Konkurs na system stenografii cz. 8. Paprzyca
Dziś, proszę wycieczki, prezentujemy system wybitnego działacza ruchu stenograficznego w Polsce przed- i powojennej, Tadeusza Zglińskiego - voila, system Paprzyca:
Ponieważ i ten autor nie miał wiele do powiedzenia o swoim systemie, całość materiałów prezentuję w jednym wpisie.
Powyższa ocena jury konkursowego, aczkolwiek zapewne uzasadniona, pokazuje, że sędziowie mieli ustalone poglądy, jak powinien wyglądać idealny polski system stenograficzny: zapewne miał być udoskonaloną wersją systemu Polińskiego, ewentualnie miał ich zaskoczyć czymś zupełnie nowym.
Długo nad tym myślałem i wymyśliłem: dlatego właśnie Gabelsberger był geniuszem, bo zaproponował coś zupełnie nowego. Pozostali to naśladowcy, epigoni, choć ich systemy nie powtarzały jego błędów. Ale bazowały na jego podstawowym odkryciu.
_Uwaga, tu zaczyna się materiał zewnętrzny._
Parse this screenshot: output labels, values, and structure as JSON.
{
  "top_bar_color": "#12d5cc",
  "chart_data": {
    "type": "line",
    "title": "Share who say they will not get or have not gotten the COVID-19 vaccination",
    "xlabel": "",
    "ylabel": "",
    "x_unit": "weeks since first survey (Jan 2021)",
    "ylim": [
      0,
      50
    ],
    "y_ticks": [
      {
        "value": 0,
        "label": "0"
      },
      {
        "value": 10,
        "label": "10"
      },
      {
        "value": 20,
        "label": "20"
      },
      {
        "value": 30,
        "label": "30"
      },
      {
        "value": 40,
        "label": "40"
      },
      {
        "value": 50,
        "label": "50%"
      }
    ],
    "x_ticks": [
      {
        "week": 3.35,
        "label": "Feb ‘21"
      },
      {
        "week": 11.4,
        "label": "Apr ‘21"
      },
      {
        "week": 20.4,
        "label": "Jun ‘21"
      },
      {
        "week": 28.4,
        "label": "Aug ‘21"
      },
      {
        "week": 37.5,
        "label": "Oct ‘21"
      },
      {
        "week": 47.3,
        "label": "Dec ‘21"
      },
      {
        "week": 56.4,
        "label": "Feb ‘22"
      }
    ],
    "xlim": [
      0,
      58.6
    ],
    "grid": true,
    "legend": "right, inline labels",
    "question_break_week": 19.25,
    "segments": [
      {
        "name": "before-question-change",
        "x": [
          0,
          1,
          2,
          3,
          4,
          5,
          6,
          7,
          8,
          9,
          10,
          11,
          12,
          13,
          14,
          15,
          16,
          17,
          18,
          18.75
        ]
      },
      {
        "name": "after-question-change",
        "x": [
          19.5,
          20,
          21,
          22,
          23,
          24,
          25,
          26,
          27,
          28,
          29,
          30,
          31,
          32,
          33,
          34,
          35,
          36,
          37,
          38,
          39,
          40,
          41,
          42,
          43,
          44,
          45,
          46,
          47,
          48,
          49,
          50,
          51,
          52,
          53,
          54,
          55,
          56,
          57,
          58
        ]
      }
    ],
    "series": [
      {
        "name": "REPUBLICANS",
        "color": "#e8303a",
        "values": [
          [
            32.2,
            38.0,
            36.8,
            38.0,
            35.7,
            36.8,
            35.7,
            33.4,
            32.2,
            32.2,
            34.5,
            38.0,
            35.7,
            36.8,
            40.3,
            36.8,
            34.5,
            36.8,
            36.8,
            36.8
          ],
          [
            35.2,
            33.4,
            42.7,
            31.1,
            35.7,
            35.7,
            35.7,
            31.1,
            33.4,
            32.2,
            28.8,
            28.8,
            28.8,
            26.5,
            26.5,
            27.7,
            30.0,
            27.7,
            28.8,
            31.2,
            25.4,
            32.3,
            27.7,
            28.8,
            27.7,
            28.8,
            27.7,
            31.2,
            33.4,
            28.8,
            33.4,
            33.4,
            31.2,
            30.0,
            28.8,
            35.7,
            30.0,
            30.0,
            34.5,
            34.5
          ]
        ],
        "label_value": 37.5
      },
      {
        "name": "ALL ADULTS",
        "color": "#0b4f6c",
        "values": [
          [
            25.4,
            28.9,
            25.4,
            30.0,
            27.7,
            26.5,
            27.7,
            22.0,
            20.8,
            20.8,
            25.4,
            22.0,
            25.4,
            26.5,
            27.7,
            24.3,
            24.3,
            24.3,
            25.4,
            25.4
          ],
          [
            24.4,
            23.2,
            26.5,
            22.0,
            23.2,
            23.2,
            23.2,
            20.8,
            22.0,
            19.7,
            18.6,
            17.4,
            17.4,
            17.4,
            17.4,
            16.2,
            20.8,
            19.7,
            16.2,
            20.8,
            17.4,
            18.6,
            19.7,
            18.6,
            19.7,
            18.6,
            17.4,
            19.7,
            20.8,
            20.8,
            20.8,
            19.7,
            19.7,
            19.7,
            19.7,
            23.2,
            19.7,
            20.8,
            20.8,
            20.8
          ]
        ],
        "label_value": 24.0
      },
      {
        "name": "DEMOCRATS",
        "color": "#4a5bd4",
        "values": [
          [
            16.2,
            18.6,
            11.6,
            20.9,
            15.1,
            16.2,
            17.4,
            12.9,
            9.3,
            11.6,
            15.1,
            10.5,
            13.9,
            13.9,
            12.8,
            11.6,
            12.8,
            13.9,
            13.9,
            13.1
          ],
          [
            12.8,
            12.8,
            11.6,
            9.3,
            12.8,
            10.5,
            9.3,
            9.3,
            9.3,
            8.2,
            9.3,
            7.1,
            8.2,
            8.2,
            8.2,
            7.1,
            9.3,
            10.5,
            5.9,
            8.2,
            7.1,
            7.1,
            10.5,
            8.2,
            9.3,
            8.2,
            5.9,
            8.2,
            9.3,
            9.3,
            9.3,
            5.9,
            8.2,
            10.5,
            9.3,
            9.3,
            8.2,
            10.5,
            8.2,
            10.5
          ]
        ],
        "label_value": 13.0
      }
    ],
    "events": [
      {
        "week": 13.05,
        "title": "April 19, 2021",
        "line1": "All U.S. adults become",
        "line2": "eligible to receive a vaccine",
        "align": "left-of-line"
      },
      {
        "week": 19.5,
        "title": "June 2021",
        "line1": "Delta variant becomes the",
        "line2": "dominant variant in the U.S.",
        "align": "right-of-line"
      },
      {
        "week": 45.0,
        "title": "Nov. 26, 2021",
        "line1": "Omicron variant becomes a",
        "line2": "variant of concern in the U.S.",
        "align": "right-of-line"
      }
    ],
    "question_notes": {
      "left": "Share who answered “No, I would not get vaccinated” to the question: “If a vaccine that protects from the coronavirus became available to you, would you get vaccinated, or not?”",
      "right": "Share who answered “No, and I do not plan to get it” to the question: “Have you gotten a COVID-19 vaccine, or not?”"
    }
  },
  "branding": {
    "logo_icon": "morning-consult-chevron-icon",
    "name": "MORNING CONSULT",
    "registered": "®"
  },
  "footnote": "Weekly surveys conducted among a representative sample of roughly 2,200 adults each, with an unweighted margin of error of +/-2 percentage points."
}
Takoż i powyżej, mamy system propagatora stenografii, który czynił to przez lat wiele, ze szczególnym naciskiem na system Gumińskiego, którego się był wyuczył i którego nauczał. Zatem i swój projekt oparł na tym, co znał najlepiej. Jednocześnie, widząc swoją własną rękę zasuwającą po papierze z naddźwiękową prędkością, miał zapewne poważną trudność z wyobrażeniem sobie dla niej jakiejś zupełnie innej, nowatorskiej trasy. Skoro teraz już pięknie zasuwa, po co to zmieniać?